# Sorting Algorithms

# 1. Bubble Sort (basic comparison-based sort)

Source : https://www.geeksforgeeks.org/bubble-sort/

Bubble Sort is the simplest sorting algorithm that works by repeatedly swapping the adjacent elements if they are in wrong order. 

**Working**

  1. It starts at the beginning of the dataset and compares the first two elements, and if the first element is greater than the second, then it will swap them.
  2. It will continue to repeat this process until no more swaps are required.

**Performance**

Bubble sort has a worst and average case time complexity of O(n*n), n being the number of elements to be sorted. The worst case cocurs when the dataset is sorted in reverse order.
When the dataset is already sorted (best-case), the time complexity is only O(n). It is not practical and is very inefficient and hence is rarely used in real world scenarios.
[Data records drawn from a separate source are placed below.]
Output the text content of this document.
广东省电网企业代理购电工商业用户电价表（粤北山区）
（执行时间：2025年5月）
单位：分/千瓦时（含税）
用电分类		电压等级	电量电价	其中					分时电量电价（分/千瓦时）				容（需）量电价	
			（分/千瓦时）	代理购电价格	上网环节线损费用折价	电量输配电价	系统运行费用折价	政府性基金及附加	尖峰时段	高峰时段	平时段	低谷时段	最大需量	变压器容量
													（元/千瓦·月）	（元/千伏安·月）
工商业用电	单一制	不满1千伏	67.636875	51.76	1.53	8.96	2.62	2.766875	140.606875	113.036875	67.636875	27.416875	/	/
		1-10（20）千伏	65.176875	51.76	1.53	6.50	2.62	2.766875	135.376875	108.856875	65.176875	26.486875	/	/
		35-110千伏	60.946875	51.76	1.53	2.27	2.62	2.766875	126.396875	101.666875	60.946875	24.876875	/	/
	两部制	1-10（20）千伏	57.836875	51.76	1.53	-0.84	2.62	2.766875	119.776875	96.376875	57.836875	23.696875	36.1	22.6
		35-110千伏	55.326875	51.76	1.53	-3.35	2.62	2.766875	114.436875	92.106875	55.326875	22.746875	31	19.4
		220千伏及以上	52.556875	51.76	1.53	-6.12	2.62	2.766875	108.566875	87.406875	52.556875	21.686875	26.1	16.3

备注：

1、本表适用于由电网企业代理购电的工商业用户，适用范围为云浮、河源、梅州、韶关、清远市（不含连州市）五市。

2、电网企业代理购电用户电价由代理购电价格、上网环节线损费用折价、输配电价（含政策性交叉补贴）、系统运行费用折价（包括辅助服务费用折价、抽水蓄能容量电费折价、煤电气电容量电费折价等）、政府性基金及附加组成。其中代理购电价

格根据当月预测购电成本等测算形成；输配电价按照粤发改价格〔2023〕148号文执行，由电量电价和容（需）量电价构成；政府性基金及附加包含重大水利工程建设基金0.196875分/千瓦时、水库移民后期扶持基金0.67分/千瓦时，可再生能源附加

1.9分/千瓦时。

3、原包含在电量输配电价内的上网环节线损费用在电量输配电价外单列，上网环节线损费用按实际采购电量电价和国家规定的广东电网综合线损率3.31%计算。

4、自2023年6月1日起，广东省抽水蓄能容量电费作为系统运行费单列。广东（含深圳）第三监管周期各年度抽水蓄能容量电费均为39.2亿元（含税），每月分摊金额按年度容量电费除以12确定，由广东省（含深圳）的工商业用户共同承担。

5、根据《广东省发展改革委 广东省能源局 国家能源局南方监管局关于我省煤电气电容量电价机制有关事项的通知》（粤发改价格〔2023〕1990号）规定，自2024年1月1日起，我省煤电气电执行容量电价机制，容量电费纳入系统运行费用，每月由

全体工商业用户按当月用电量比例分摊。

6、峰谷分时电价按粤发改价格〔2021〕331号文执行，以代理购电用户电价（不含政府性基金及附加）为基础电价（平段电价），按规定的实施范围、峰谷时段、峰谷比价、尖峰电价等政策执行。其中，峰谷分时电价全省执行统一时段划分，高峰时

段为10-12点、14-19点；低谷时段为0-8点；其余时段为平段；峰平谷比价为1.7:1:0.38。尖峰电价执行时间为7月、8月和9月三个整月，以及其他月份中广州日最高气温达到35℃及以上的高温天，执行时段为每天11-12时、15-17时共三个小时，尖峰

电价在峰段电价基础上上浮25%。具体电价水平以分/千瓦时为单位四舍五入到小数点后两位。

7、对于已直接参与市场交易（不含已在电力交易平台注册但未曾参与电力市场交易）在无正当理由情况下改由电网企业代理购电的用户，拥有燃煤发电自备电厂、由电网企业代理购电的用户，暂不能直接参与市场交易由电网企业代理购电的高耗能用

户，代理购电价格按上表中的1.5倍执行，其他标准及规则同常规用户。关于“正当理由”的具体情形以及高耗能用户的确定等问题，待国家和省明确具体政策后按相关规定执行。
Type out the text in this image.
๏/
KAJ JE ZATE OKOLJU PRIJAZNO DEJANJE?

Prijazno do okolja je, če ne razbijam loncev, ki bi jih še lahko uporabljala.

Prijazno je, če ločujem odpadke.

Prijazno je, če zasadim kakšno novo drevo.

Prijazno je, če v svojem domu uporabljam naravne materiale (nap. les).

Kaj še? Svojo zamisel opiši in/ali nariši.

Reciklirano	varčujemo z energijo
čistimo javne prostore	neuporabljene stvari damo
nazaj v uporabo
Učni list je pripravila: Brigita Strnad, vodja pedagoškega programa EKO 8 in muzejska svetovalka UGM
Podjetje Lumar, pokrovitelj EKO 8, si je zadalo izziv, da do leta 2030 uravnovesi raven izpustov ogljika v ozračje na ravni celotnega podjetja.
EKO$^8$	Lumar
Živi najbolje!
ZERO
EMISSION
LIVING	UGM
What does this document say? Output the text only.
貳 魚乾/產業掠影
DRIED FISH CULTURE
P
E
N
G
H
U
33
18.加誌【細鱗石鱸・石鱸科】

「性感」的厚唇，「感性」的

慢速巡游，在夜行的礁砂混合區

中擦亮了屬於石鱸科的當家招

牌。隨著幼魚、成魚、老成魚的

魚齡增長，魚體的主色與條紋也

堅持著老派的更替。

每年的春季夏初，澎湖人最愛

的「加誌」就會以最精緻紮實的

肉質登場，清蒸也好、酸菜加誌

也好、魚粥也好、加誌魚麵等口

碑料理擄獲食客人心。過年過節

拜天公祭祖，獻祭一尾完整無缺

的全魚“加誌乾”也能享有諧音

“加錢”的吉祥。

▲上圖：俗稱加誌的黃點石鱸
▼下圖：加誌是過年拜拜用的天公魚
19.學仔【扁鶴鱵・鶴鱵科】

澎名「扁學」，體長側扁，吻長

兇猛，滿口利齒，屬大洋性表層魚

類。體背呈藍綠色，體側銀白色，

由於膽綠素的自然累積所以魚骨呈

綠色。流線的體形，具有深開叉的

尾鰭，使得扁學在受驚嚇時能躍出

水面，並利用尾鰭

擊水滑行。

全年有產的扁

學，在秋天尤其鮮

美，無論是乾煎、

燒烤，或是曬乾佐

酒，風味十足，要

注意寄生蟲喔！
# <font color = "dark cyan">Bubble Sort
Source : https://www.w3resource.com/php-exercises/searching-and-sorting-algorithm/searching-and-sorting-algorithm-exercise-6.php

![title](bubble-sort.png)

In [3]:
#code sourced from https://www.javatpoint.com/bubble-sort-in-python
# Creating a bubble sort function  
def bubbleSort(list1):  
    # Outer loop to traverse the entire list  
    for i in range(0,len(list1)-1):  
        for j in range(len(list1)-1):  
            if(list1[j]>list1[j+1]):  
                temp = list1[j]  
                list1[j] = list1[j+1]  
                list1[j+1] = temp  
  
list1 = [5, 1, 4, 2, 8]  
print("The unsorted list is: ", list1)  
# Calling the bubble sort function
bubbleSort(list1)
print("The sorted list is  : ", list1)  

The unsorted list is:  [5, 1, 4, 2, 8]
The sorted list is  :  [1, 2, 4, 5, 8]


# 2. Merge Sort (efficient comparison-based sort)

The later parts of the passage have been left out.